One year ago: Black and white cookies

Yummy, Easy Pineapple Skewered Shrimp
(adapted slightly from The Pioneer Woman Cooks)
-serves 4

A few notes: Although the Pioneer Woman herself used jumbo raw shrimp, I used 41-50 count precooked frozen shrimp to cut out a few steps and make this an easier last-minute kind of recipe.  No taste was sacrificed in the process :)  One final logistical note - I fit 3 shrimp and 3 pieces of pineapple per skewer. 

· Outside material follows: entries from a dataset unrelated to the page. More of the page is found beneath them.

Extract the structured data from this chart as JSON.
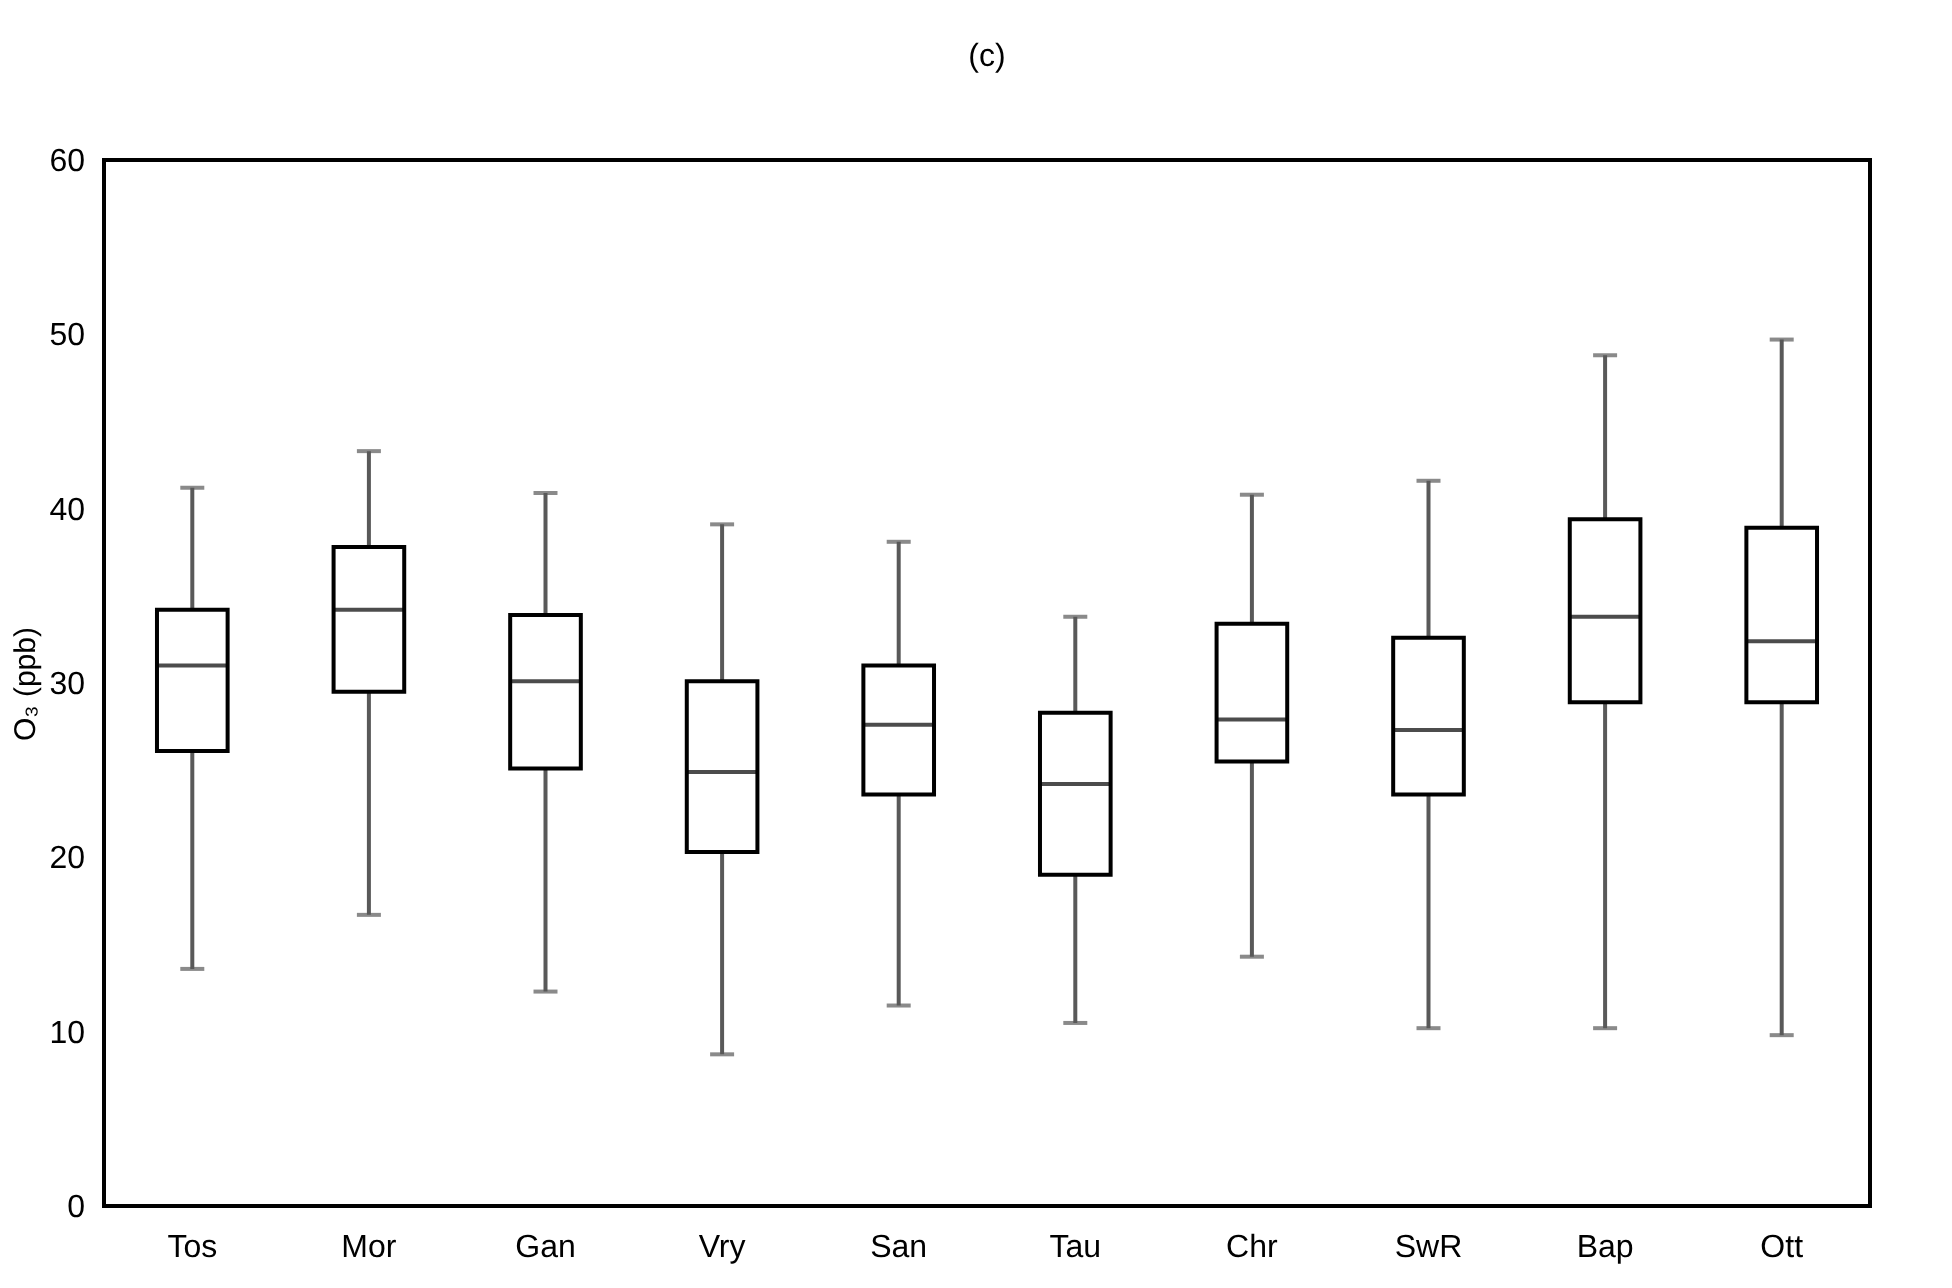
{
  "chart_data": {
    "type": "box",
    "title": "(c)",
    "ylabel": "O₃ (ppb)",
    "categories": [
      "Tos",
      "Mor",
      "Gan",
      "Vry",
      "San",
      "Tau",
      "Chr",
      "SwR",
      "Bap",
      "Ott"
    ],
    "boxes": [
      {
        "low": 13.6,
        "q1": 26.1,
        "median": 31.0,
        "q3": 34.2,
        "high": 41.2
      },
      {
        "low": 16.7,
        "q1": 29.5,
        "median": 34.2,
        "q3": 37.8,
        "high": 43.3
      },
      {
        "low": 12.3,
        "q1": 25.1,
        "median": 30.1,
        "q3": 33.9,
        "high": 40.9
      },
      {
        "low": 8.7,
        "q1": 20.3,
        "median": 24.9,
        "q3": 30.1,
        "high": 39.1
      },
      {
        "low": 11.5,
        "q1": 23.6,
        "median": 27.6,
        "q3": 31.0,
        "high": 38.1
      },
      {
        "low": 10.5,
        "q1": 19.0,
        "median": 24.2,
        "q3": 28.3,
        "high": 33.8
      },
      {
        "low": 14.3,
        "q1": 25.5,
        "median": 27.9,
        "q3": 33.4,
        "high": 40.8
      },
      {
        "low": 10.2,
        "q1": 23.6,
        "median": 27.3,
        "q3": 32.6,
        "high": 41.6
      },
      {
        "low": 10.2,
        "q1": 28.9,
        "median": 33.8,
        "q3": 39.4,
        "high": 48.8
      },
      {
        "low": 9.8,
        "q1": 28.9,
        "median": 32.4,
        "q3": 38.9,
        "high": 49.7
      }
    ],
    "color": "#000000",
    "ylim": [
      0,
      60
    ],
    "yticks": [
      0,
      10,
      20,
      30,
      40,
      50,
      60
    ],
    "grid": false
  }
}
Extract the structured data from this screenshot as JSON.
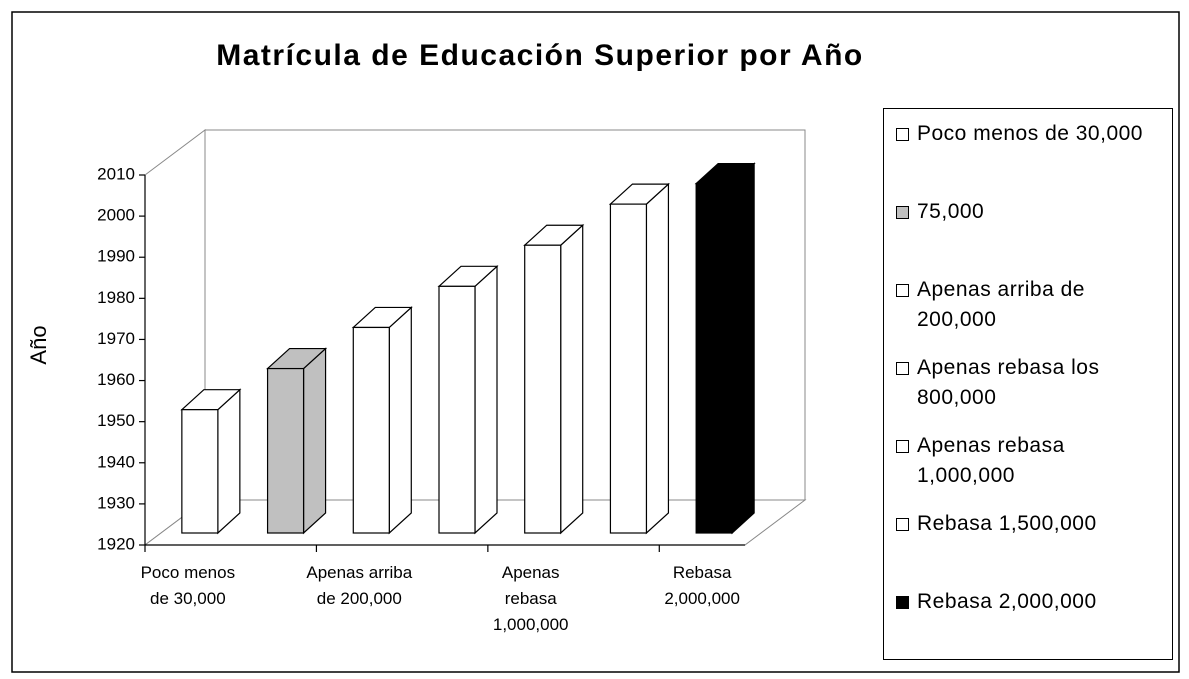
{
  "chart_data": {
    "type": "bar3d",
    "title": "Matrícula de Educación Superior por Año",
    "y_label": "Año",
    "categories": [
      "Poco menos de 30,000",
      null,
      "Apenas arriba de 200,000",
      null,
      "Apenas rebasa 1,000,000",
      null,
      "Rebasa 2,000,000"
    ],
    "series": [
      {
        "name": "Poco menos de 30,000",
        "color": "#ffffff",
        "values": [
          1950,
          null,
          null,
          null,
          null,
          null,
          null
        ]
      },
      {
        "name": "75,000",
        "color": "#c0c0c0",
        "values": [
          null,
          1960,
          null,
          null,
          null,
          null,
          null
        ]
      },
      {
        "name": "Apenas arriba de 200,000",
        "color": "#ffffff",
        "values": [
          null,
          null,
          1970,
          null,
          null,
          null,
          null
        ]
      },
      {
        "name": "Apenas rebasa los 800,000",
        "color": "#ffffff",
        "values": [
          null,
          null,
          null,
          1980,
          null,
          null,
          null
        ]
      },
      {
        "name": "Apenas rebasa 1,000,000",
        "color": "#ffffff",
        "values": [
          null,
          null,
          null,
          null,
          1990,
          null,
          null
        ]
      },
      {
        "name": "Rebasa 1,500,000",
        "color": "#ffffff",
        "values": [
          null,
          null,
          null,
          null,
          null,
          2000,
          null
        ]
      },
      {
        "name": "Rebasa 2,000,000",
        "color": "#000000",
        "values": [
          null,
          null,
          null,
          null,
          null,
          null,
          2005
        ]
      }
    ],
    "ylim": [
      1920,
      2010
    ],
    "yticks": [
      1920,
      1930,
      1940,
      1950,
      1960,
      1970,
      1980,
      1990,
      2000,
      2010
    ],
    "legend": "right"
  }
}
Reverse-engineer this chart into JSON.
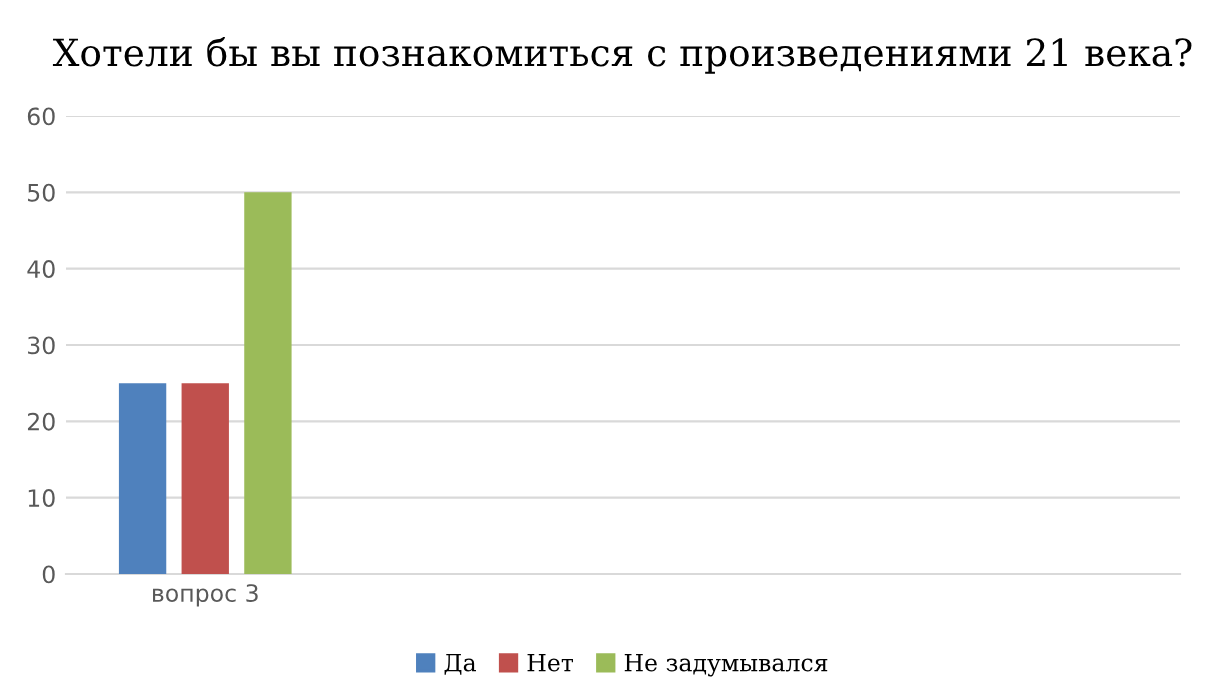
{
  "chart_data": {
    "type": "bar",
    "title": "Хотели бы вы познакомиться с произведениями 21 века?",
    "categories": [
      "вопрос 3",
      null,
      null,
      null
    ],
    "series": [
      {
        "name": "Да",
        "color": "#4f81bd",
        "values": [
          25,
          null,
          null,
          null
        ]
      },
      {
        "name": "Нет",
        "color": "#c0504d",
        "values": [
          25,
          null,
          null,
          null
        ]
      },
      {
        "name": "Не задумывался",
        "color": "#9bbb59",
        "values": [
          50,
          null,
          null,
          null
        ]
      }
    ],
    "ylim": [
      0,
      60
    ],
    "yticks": [
      0,
      10,
      20,
      30,
      40,
      50,
      60
    ],
    "grid": "y",
    "legend": "bottom"
  }
}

1-2 pounds peeled and deveined large shrimp, thawed
1 can (20 oz.) pineapple chunks in pineapple juice, juice reserved
3/4 cup low-sodium teriyaki sauce
1/3 cup diced yellow onion (about 1/2 medium onion)
1 1/2 Tablespoons minced garlic
1 Tablespoon granulated sugar
Dash of lime (or lemon) juice
Dash of salt
Bamboo skewers, cut in  half

In a baking dish, combine teriyaki sauce, onions, garlic, sugar, pineapple juice, lemon juice and salt. Mix these together well and set aside.  Stir shrimp into the marinade and marinate at least a couple of hours [I waited about 3 1/2].

Preheat grill or grill pan to high.  Skewer pineapple chunks with the shrimp and grill about 2 to 3 minutes per side on a very hot grill.  Flip again and cook until brown to just slightly blackened.  Plate and enjoy!

Update: They were even great reheated as leftovers for lunch the next day.  Skewers removed before microwaving, of course.